2-3 bölümde bir izliyorum bu diziyi (maçlara falan denk gelmediği zamanlarda) ne zaman açsam hiçbirşeyin değişmemiş olduğunu görüyorum..
zeynep: keraaam saandan nefret ediyoraaam.. sen kimsiğğaaan hee sen kimsiiğaaan
barış: ne hissettiğini yüzünden anlamak mümkün değil repliklerden anlaşılıyo işte
cihan: hep aynı sıkıcılıkta
demet: yapmacık ve sıkıcı
melis: tuhaf ağız yapısı ve konuşma tarzıyla sağa sola çemkiriyo
.
.
.
hep bu seyirde devam ediyo heralde çünkü ben ne zaman izlesem hep bunlar var
diziye aksel diye biri girmiş de az biraz renk katmış zeynep ve barışın dünyanın en sıkıcı ilişkisine.
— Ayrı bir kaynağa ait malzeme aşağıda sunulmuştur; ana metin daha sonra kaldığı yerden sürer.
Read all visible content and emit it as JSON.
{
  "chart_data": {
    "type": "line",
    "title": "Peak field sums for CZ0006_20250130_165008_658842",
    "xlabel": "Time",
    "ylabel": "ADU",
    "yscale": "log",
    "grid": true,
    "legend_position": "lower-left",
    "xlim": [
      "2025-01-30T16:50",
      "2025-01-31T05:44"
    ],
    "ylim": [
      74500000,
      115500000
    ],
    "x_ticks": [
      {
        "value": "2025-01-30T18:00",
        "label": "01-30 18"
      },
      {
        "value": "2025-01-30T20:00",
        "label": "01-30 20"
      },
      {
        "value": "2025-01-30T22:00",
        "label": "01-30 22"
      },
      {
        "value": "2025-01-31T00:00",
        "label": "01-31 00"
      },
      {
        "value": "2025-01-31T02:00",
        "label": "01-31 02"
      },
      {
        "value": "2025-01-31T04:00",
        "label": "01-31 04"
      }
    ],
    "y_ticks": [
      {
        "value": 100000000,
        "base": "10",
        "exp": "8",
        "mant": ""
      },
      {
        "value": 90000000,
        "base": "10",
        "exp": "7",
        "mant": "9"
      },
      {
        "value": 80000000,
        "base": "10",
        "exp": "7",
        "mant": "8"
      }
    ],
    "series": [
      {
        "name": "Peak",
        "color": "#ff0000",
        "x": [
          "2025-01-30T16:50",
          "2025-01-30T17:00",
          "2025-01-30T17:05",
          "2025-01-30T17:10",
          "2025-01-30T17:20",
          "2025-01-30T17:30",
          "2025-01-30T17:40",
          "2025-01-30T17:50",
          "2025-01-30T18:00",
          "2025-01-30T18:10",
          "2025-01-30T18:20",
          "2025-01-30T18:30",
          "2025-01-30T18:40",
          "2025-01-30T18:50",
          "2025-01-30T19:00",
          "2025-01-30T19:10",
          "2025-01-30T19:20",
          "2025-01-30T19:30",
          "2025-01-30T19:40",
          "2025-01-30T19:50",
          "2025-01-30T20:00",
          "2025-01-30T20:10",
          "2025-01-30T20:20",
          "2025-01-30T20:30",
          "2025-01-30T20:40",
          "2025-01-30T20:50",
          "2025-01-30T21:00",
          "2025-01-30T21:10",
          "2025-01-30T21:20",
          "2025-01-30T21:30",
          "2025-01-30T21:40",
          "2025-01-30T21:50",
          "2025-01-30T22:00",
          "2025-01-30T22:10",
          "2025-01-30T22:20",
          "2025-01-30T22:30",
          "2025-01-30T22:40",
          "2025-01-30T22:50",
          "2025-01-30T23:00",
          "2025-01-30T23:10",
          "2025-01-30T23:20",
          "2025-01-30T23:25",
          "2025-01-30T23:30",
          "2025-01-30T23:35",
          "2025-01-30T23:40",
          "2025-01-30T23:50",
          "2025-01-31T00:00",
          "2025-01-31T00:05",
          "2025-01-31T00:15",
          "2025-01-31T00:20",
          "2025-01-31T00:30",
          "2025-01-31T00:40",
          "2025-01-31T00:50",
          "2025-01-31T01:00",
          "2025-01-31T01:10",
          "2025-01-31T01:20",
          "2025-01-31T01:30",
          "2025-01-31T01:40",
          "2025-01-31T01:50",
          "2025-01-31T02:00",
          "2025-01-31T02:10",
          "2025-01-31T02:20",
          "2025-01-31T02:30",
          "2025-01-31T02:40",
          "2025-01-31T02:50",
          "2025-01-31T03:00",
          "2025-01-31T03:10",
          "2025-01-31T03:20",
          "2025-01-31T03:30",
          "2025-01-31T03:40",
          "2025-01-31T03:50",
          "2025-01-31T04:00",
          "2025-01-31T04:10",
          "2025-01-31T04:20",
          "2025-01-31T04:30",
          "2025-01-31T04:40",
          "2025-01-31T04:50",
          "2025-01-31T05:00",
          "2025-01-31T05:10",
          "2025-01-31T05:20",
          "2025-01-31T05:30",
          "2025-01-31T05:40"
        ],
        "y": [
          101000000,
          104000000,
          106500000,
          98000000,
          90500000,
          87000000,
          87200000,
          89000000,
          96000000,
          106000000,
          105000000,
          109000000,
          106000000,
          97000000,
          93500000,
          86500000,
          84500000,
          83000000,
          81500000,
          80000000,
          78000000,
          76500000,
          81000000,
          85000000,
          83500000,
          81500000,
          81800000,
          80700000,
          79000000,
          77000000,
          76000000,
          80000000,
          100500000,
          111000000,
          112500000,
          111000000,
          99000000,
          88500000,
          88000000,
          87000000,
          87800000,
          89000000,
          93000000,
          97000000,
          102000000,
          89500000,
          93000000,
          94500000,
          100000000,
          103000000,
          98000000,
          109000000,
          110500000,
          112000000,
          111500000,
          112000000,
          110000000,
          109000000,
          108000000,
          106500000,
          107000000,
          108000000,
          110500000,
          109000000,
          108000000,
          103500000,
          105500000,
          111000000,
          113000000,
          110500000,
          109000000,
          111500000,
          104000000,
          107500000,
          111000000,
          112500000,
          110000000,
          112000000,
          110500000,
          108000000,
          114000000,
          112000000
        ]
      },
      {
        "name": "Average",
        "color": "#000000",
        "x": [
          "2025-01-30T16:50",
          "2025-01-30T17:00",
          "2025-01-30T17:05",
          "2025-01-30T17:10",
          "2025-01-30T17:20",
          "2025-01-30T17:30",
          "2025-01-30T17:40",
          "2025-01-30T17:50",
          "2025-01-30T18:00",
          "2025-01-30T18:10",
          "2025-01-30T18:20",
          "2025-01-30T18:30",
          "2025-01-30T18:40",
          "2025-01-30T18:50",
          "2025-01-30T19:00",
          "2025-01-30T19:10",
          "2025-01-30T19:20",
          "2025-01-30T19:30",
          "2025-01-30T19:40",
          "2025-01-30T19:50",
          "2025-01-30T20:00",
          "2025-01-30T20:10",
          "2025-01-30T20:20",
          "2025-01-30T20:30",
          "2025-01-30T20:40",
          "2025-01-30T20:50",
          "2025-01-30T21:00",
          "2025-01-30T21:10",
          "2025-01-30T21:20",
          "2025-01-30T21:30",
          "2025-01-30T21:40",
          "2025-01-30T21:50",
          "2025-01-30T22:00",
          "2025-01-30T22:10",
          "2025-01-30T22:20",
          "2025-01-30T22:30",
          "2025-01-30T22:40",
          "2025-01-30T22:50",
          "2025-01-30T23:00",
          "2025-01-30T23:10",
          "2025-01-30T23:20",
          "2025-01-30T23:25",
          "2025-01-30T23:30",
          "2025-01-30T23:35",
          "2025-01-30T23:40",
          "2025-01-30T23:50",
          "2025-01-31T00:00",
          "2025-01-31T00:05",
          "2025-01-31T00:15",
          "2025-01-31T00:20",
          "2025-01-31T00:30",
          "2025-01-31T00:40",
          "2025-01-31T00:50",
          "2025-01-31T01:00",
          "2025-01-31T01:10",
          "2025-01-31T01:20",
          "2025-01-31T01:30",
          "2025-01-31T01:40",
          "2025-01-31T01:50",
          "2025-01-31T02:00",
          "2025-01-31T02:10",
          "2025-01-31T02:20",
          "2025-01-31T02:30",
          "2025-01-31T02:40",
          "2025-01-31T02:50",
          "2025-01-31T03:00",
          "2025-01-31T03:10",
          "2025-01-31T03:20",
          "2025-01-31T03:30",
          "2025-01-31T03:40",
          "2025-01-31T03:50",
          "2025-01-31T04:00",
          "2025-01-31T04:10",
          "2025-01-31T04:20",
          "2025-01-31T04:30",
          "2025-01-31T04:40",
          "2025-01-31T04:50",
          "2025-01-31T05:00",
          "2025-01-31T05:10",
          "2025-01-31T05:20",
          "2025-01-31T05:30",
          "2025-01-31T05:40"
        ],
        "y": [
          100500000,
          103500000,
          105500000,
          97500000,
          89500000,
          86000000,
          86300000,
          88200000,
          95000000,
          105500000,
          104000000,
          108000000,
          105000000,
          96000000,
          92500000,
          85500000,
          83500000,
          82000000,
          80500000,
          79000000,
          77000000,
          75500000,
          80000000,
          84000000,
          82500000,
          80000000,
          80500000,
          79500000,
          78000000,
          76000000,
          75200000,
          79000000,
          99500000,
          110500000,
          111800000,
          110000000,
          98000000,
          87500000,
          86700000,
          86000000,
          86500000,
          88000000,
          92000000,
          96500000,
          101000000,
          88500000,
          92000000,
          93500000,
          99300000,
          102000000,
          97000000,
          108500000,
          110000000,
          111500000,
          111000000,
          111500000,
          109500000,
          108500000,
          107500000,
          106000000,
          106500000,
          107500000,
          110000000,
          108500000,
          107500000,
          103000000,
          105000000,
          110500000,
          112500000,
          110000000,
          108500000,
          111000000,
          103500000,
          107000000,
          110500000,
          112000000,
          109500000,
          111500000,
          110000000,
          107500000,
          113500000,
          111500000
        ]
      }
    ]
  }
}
bi defa barış ilk bölümden beri en sevilesi en düzgün karakter olarak çizilmişti ve allahı var sevdirmek için baya parlattılar ama sağolsun oyuncu okadar başarılı ki bu karakterden bile nefret ettirebildi. bu da büyük bi başarı bence. sayesinde lepiska saçlı erkeklerden tiksinir oldum. bir insan ancak bu kadar rol yapamaz yahu.. gözünün içine içine bakıyorum ne hissettiğini çözebilmek için ama yok ufaklık hep botokslu bi suratla geziyo..
zeynep de bi enteresan mesela.. güzel desem güzel değil çirkin desem çirkin hiç değil arada karar verilemeyen bir fizik yapısı var. dahası rol için fazla yaşlı.. ama daha enteresanı karakteri. keremle aralarındaki bunca elektriğe, yaşanmışlığa rağmen sanki o olaylar hiç yaşanmamış gibi takılabilme ve keremin ona aşık olduğunu anlayamama ancak buna rağmen dünyanın en zeki insanı olduğunu düşünmek gibi tuhaf bi yapısı var. bi insan havuzda öpüştüğü anı bi kere bile aklından geçirmez mi ulan bu beni niye öptü acaba annemden mi hoşlanıyo diye düşünmez mi :/ ben olsam binbeşyüz senaryo yazarım kafamda be.. bide etrafındaki herkes ona pervane.. elli tane adam ona bayıldığı gibi kızlar da onun arkadaşlığı için çırpınıyo falan.. halbuki bu karakterdeki insanlar çevresi tarafından pek sevilmezler. ne o öyle dünyayı ben yarattım herkese kafa tutarım halleri falan kim sever böyle ukala bi tipi allaşkına? halbuki ilk bölümlerde az biraz izlenilirliği vardı bu karakterin.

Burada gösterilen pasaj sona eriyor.